Toland Lam, president of the Plastic Recycling Committee of the China Plastics Processing Industry Association, told an industry conference that companies have the raw material supply for sustained growth: China's domestic collection of recycled plastic rose 10 percent in 2008, to more than 20 billion pounds, and imports of plastic scrap more than tripled between 2002 and 2008, to just over 15 billion pounds.
But in a blunt speech at the China Replas 2009 conference, Lam warned that the industry needs to adopt higher standards, boost spending on research and use better equipment in line with more developed economies like Japan and the United States.
And, importantly, he said the industry needs to find a way to change Chinese public opinion, which considers recycling companies the same as garbage collectors, and emphasize how recycling can help the environment and the Chinese economy.
Lam said unaddressed problems, like some companies recycling plastic without proper environmental controls, have slowed the industry's development and contributed to what he said is a lack of respect for plastics recycling in some of the country's government decisions.
For example, Lam said, China imposes tariffs of 6.5 percent on imports of plastic waste, but it does not tax imports of waste paper, copper and other materials.
He said the media sometimes portrays Chinese plastics recycling negatively, but the problems with imports of waste that have been highlighted are a very tiny part of overall imports.
He said recyclers should emphasize how the industry helps the local economy by compensating for shortages of raw materials in China.

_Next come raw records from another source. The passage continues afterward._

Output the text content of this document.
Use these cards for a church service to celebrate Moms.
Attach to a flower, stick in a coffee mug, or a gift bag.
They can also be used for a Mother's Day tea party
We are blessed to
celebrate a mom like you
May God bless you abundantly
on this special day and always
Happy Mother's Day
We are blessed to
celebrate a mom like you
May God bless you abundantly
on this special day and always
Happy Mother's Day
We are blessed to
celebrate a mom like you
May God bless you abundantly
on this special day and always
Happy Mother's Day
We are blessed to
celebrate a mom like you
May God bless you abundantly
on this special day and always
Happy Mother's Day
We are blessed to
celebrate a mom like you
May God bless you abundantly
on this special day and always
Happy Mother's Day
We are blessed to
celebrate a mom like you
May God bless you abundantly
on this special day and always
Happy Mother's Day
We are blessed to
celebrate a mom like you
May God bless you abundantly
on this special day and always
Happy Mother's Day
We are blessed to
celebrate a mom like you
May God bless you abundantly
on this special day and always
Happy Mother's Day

Professor Qian Guangren of the School of Environmental Chemical Engineering at Shanghai University told the conference that recyclers also need to talk more about greenhouse-gas emissions that can be reduced by using recycled materials.
If China, currently the second-largest emitter of carbon dioxide after the United States, does not reduce emissions, it could face penalizing tariffs from other countries, Qian said. He said China has one of the lowest per-capita emissions rates among major economies, but the size of its economy makes it overall a large emitter.
There was some evidence that China's plastics recycling industry is slowly coming back from its near collapse in late 2008, after the U.S. economic crisis became a global downturn.
Figures presented by Chinese customs officials indicated that imports of scrap plastic in 2009 are on pace to be about the same level as 2008, with 12 billion pounds being imported through the end of September. China recycles about 20 percent of its plastic waste, according to figures from the conference in Hangzhou.
Recycling companies said their business was improving, but still difficult.
You've been to the bottom, so nothing can be worse, said Karen Zhou, director of Hebei Hua Ao Waste Processing Co. Ltd. in Beijing. We are gradually picking up.
But Zhou whose company buys ABS, polyethylene and other scrap materials from America and Europe, reprocesses it and sells its resins to Chinese firms making auto parts, bags and other products said the market remains tough to predict, and is much more price sensitive.